As a whole medical professionals and Health Sciences are not corporate, corrupt and nor are they in it for the money. Anyone who thinks so has never counted the hours of extra work we (even SLPs) do for our patients- unpaid.
Oh I'm not naive- I do believe that western medicine could be more holistic and not all medical professionals are amazing saints. However, just like I choose to believe information from climatologists over an opinion article, I choose to find the statements and information coming from Health Sciences research and those medical professionals trained in understanding the results and ramifications over crunchy bloggers choosing a "toxic-free" lifestyle.
Up until recently Science has been held aloft, separate. We greenies have scoffed and railed against those choosing to ignore the obvious science behind climate change. It has frustrated us to no end that groups of individuals would be swayed by anti-climate change rhetoric.
But the anti-vaccination movement chooses to ignore the science of what our medical health professionals are telling us. Vaccines are safe, choosing to not vaccinate your child puts our society's (most vulnerable) health at risk with measurable effects of the anti-vaccination movement resulting in increased rates of preventable diseases.
This post isn't about providing links to science-y or opinion articles on the topic. There are plenty already out there and I am not pretending to be an expert in vaccines or disease prevention. What I am sharing is this message: As an environmentally conscious person I *know* critical thinking is essential. Please don't let "critical thinking" devolve into distrust of all.
The questions I would request you ask yourself are the following:
1. Why is climate science more credible than health science?
2. Why would an entire group of medical professionals, trained to understand (as best we can) the intricacies of human health, lie to the very people they have sworn to help?
3. What do medical professionals stand to gain if you vaccinate your children?
4. What is the point of having "experts" in a field (ie medical professionals) if you are going to distrust their every word?
5. Do you honestly feel you can be an expert in all things?
Critical thinking does NOT mean a mass distrust of all things.
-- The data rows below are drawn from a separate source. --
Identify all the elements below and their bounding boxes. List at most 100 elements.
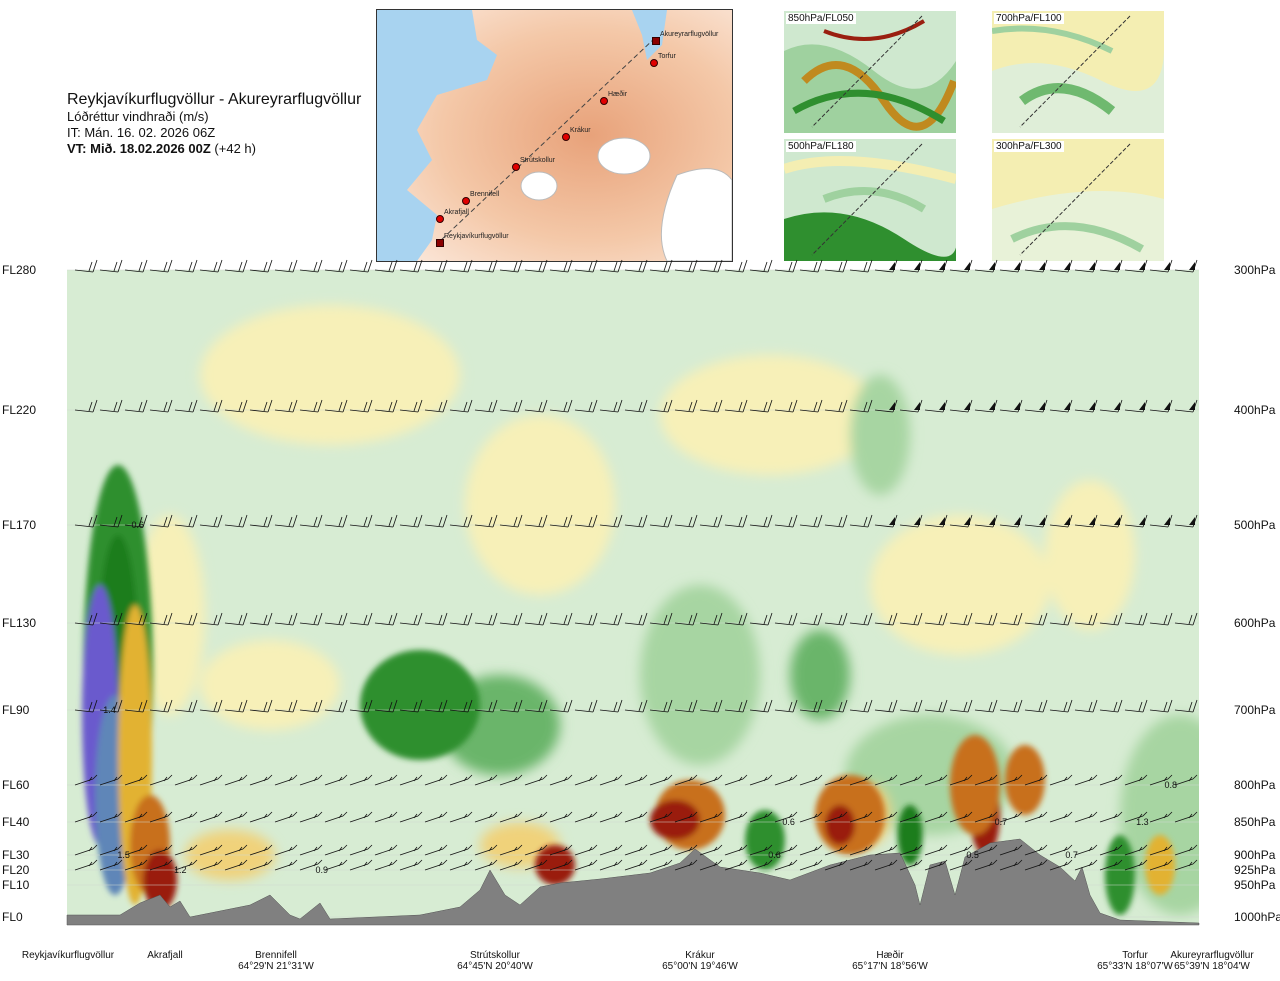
wind-barb — [899, 811, 923, 823]
wind-barb — [224, 612, 248, 626]
wind-barb — [649, 514, 673, 528]
y-tick-right: 600hPa — [1234, 616, 1276, 630]
wind-barb — [199, 859, 223, 871]
wind-barb — [499, 859, 523, 871]
wind-barb — [424, 612, 448, 626]
wind-barb — [424, 514, 448, 528]
wind-barb — [299, 844, 323, 856]
wind-barb — [274, 612, 298, 626]
wind-barb — [974, 259, 998, 273]
wind-barb — [1049, 612, 1073, 626]
wind-barb — [1024, 774, 1048, 786]
wind-barb — [149, 811, 173, 823]
wind-barb — [1124, 259, 1148, 273]
wind-barb — [899, 859, 923, 871]
wind-barb — [199, 774, 223, 786]
title-block: Reykjavíkurflugvöllur - Akureyrarflugvöl… — [67, 90, 361, 157]
wind-barb — [1074, 399, 1098, 413]
wind-barb — [1074, 844, 1098, 856]
wind-barb — [774, 612, 798, 626]
wind-barb — [699, 399, 723, 413]
wind-barb — [324, 811, 348, 823]
wind-barb — [274, 699, 298, 713]
wind-barb — [549, 774, 573, 786]
wind-barb — [1174, 774, 1198, 786]
wind-barb — [249, 612, 273, 626]
wind-barb — [624, 859, 648, 871]
wind-barb — [724, 811, 748, 823]
wind-barb — [774, 699, 798, 713]
wind-barb — [774, 774, 798, 786]
wind-barb — [99, 612, 123, 626]
wind-barb — [149, 844, 173, 856]
wind-barb — [674, 514, 698, 528]
wind-barb — [249, 774, 273, 786]
wind-barb — [1124, 514, 1148, 528]
wind-barb — [249, 399, 273, 413]
wind-barb — [324, 399, 348, 413]
y-tick-right: 400hPa — [1234, 403, 1276, 417]
wind-barb — [199, 399, 223, 413]
wind-barb — [299, 699, 323, 713]
terrain-profile — [66, 838, 1200, 926]
wind-barb — [1024, 612, 1048, 626]
mini-map-300-label: 300hPa/FL300 — [994, 141, 1064, 152]
wind-barb — [924, 774, 948, 786]
wind-barb — [1099, 811, 1123, 823]
wind-barb — [249, 859, 273, 871]
wind-barb — [499, 399, 523, 413]
contour-label: 0.9 — [315, 865, 328, 875]
wind-barb — [224, 811, 248, 823]
wind-barb — [399, 844, 423, 856]
wind-barb — [774, 811, 798, 823]
wind-barb — [1149, 612, 1173, 626]
wind-barb — [924, 811, 948, 823]
wind-barb — [674, 859, 698, 871]
wind-barb — [299, 811, 323, 823]
wind-barb — [1049, 811, 1073, 823]
mini-map-500-graphic — [784, 139, 956, 261]
field-blob — [790, 630, 850, 720]
wind-barb — [149, 859, 173, 871]
wind-barb — [724, 612, 748, 626]
wind-barb — [249, 514, 273, 528]
contour-label: 0.5 — [966, 850, 979, 860]
wind-barb — [1149, 844, 1173, 856]
wind-barb — [849, 514, 873, 528]
wind-barb — [299, 859, 323, 871]
field-blob — [850, 375, 910, 495]
wind-barb — [574, 699, 598, 713]
y-tick-right: 1000hPa — [1234, 910, 1280, 924]
wind-barb — [1099, 859, 1123, 871]
wind-barb — [699, 811, 723, 823]
wind-barb — [1174, 699, 1198, 713]
wind-barb — [299, 259, 323, 273]
wind-barb — [424, 811, 448, 823]
wind-barb — [1099, 844, 1123, 856]
wind-barb — [874, 514, 898, 528]
wind-barb — [524, 859, 548, 871]
mini-map-700: 700hPa/FL100 — [992, 11, 1164, 133]
wind-barb — [374, 844, 398, 856]
wind-barb — [224, 859, 248, 871]
wind-barb — [674, 774, 698, 786]
route-waypoint-marker — [650, 59, 658, 67]
cross-section-chart: 0.6 1.4 1.5 1.2 0.9 0.6 0.6 0.5 0.7 0.7 1.3 0.8 FL2… — [2, 259, 1280, 926]
wind-barb — [1099, 514, 1123, 528]
route-waypoint-marker — [562, 133, 570, 141]
wind-barb — [774, 859, 798, 871]
route-waypoint-label: Akureyrarflugvöllur — [660, 31, 719, 38]
wind-barb — [599, 811, 623, 823]
route-waypoint-marker — [436, 239, 444, 247]
station-name: Akrafjall — [147, 950, 183, 961]
wind-barb — [624, 259, 648, 273]
wind-barb — [799, 774, 823, 786]
wind-barb — [574, 259, 598, 273]
wind-barb — [549, 399, 573, 413]
wind-barb — [624, 811, 648, 823]
field-core — [650, 800, 700, 840]
wind-barb — [199, 699, 223, 713]
wind-barb — [824, 859, 848, 871]
station-name: Reykjavíkurflugvöllur — [21, 950, 115, 961]
field-blob — [640, 585, 760, 765]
Critical thinking means knowing what sources are credible and choosing, from an analytical perspective, which voices (ie experts) to believe.
Allowing our cynicism to spill over into all areas of our lives does not equal calm, informed choice making. I choose to trust in those experts who are trained to understand the subtleties and complexities of human health to help me make informed decisions. And that, is critical thinking.